Le brave homme avait loué au cœur de la ville
arabe une jolie maisonnette indigène avec cour intérieure,
bananiers, galeries fraîches et fontaines. Il vivait là loin de
tout bruit en compagnie de sa Mauresque, Maure lui-même de la tête
aux pieds, soufflant tout le jour dans son narghilé, et mangeant
des confitures au musc.
Étendue sur un divan en face de lui, Baïa… la
guitare au poing, nasillait des airs monotones, ou bien pour
distraire son seigneur elle mimait la danse du ventre, en tenant à
la main un petit miroir dans lequel elle mirait ses dents blanches
et se faisait des mines.
Comme la dame ne savait pas un mot de français
ni Tartarin un mot d’arabe, la conversation languissait
quelquefois, et le bavard Tarasconnais avait tout le temps de faire
pénitence pour les intempérances de langage dont il s’était rendu
coupable à la pharmacie Bézuquet ou chez l’armurier Costecalde.
Mais cette pénitence même ne manquait pas de
charme, et c’était comme un spleen voluptueux qu’il éprouvait à
rester là tout le jour sans parler, en écoutant le glouglou du
narghilé, le frôlement de la guitare et le bruit léger de la
fontaine dans les mosaïques de la cour.
Le narghilé, le bain, l’amour remplissaient
toute sa vie. On sortait peu. Quelquefois Sidi Tart’ri, sa dame en
croupe, s’en allait sur une brave mule manger des grenades à un
petit jardin qu’il avait acheté aux environs… Mais jamais, au grand
jamais, il ne descendait dans la ville européenne. Avec ses zouaves
en ribote, ses alcazars bourrés d’officiers, et son éternel bruit
de sabres traînant sous les arcades, cet Alger-là lui semblait
insupportable et laid comme un corps de garde d’Occident.
En somme, le Tarasconnais était très heureux.
Tartarin-Sancho surtout, très friand de pâtisseries turques, se
déclarait on ne peut plus satisfait de sa nouvelle existence…
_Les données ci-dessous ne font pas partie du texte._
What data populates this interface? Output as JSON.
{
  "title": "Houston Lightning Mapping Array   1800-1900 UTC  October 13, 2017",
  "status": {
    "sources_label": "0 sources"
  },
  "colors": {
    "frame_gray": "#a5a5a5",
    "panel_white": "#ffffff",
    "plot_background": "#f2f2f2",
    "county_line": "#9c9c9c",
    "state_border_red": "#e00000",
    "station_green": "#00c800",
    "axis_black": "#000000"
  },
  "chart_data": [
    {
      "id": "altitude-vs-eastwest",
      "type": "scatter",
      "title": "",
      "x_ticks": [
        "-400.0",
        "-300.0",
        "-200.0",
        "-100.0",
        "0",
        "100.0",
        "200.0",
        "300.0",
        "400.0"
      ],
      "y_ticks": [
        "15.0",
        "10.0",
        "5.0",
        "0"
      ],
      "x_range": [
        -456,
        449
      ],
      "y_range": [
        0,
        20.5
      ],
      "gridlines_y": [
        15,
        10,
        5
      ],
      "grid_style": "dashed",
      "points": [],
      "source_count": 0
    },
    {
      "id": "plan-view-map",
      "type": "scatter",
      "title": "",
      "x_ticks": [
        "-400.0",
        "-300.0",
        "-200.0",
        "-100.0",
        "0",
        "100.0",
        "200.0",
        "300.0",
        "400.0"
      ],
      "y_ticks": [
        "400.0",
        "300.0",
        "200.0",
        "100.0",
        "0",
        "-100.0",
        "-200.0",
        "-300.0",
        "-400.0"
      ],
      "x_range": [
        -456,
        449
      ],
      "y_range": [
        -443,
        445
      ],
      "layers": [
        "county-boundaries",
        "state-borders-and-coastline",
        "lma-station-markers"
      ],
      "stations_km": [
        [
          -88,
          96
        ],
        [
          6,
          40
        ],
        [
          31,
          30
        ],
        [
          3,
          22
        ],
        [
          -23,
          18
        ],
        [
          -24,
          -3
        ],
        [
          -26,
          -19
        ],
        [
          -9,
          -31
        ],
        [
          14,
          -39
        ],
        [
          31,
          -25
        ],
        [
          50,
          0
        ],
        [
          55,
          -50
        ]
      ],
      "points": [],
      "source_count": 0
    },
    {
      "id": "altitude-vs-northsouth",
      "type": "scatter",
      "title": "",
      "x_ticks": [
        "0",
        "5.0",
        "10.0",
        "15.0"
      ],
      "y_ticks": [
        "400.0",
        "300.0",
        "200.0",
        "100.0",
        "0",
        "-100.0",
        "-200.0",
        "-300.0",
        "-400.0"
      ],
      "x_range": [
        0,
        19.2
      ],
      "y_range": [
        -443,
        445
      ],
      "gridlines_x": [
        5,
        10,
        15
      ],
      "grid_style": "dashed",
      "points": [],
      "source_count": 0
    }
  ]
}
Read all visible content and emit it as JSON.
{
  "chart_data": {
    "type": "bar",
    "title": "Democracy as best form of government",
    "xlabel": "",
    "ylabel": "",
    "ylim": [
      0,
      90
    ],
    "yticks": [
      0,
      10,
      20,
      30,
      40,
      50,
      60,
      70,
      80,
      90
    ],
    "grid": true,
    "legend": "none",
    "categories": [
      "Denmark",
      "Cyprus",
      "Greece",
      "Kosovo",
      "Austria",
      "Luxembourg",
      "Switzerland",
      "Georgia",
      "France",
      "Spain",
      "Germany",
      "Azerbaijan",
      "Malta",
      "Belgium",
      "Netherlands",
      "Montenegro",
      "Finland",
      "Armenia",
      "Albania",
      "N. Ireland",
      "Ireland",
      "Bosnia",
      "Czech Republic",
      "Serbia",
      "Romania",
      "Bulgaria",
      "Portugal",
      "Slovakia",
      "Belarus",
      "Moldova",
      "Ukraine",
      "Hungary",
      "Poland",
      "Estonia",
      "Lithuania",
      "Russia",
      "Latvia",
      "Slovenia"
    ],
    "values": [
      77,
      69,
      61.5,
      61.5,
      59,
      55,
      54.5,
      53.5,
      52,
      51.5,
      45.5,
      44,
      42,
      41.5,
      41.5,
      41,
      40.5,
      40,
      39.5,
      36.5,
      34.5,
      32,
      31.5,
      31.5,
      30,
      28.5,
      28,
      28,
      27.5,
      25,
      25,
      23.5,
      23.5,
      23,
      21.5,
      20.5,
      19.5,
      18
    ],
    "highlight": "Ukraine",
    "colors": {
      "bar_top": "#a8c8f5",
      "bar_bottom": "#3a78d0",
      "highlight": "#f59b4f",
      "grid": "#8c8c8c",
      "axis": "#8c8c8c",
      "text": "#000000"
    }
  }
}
Tartarin-Quichotte, lui, avait bien par-ci par-là quelques remords,
en pensant à Tarascon et aux peaux promises… Mais cela ne durait
pas, et pour chasser ses tristes idées il suffisait d’un regard de
Baïa ou d’une cuillerée de ces diaboliques confitures odorantes et
troublantes comme les breuvages de Circé.
Le soir, le prince Grégory venait parler un
peu du Monténégro libre… D’une complaisance infatigable, cet
aimable seigneur remplissait dans la maison les fonctions
d’interprète, au besoin même celles d’intendant, et tout cela pour
rien, pour le plaisir… À part lui, Tartarin ne recevait que des
Teurs. Tous ces forbans à têtes farouches, qui naguère lui
faisaient tant de peur du fond de leurs noires échoppes, se
trouvèrent être, une fois qu’il les connut, de bons commerçants
inoffensifs, des brodeurs, des marchands d’épices, des tourneurs de
tuyaux de pipes, tous gens bien élevés, humbles, finauds, discrets
et de première force à la bouillotte. Quatre ou cinq fois par
semaine, ces messieurs venaient passer la soirée chez Sidi Tart’ri,
lui gagnaient son argent, lui mangeaient ses confitures, et sur le
coup de dix heures se retiraient discrètement en remerciant le
Prophète.
Derrière eux, Sidi Tart’ri et sa fidèle épouse
finissaient la soirée sur la terrasse, une grande terrasse blanche
qui faisait toit à la maison et dominait la ville. Tout autour, un
millier d’autres terrasses blanches aussi, tranquilles sous le
clair de lune, descendaient en s’échelonnant jusqu’à la mer.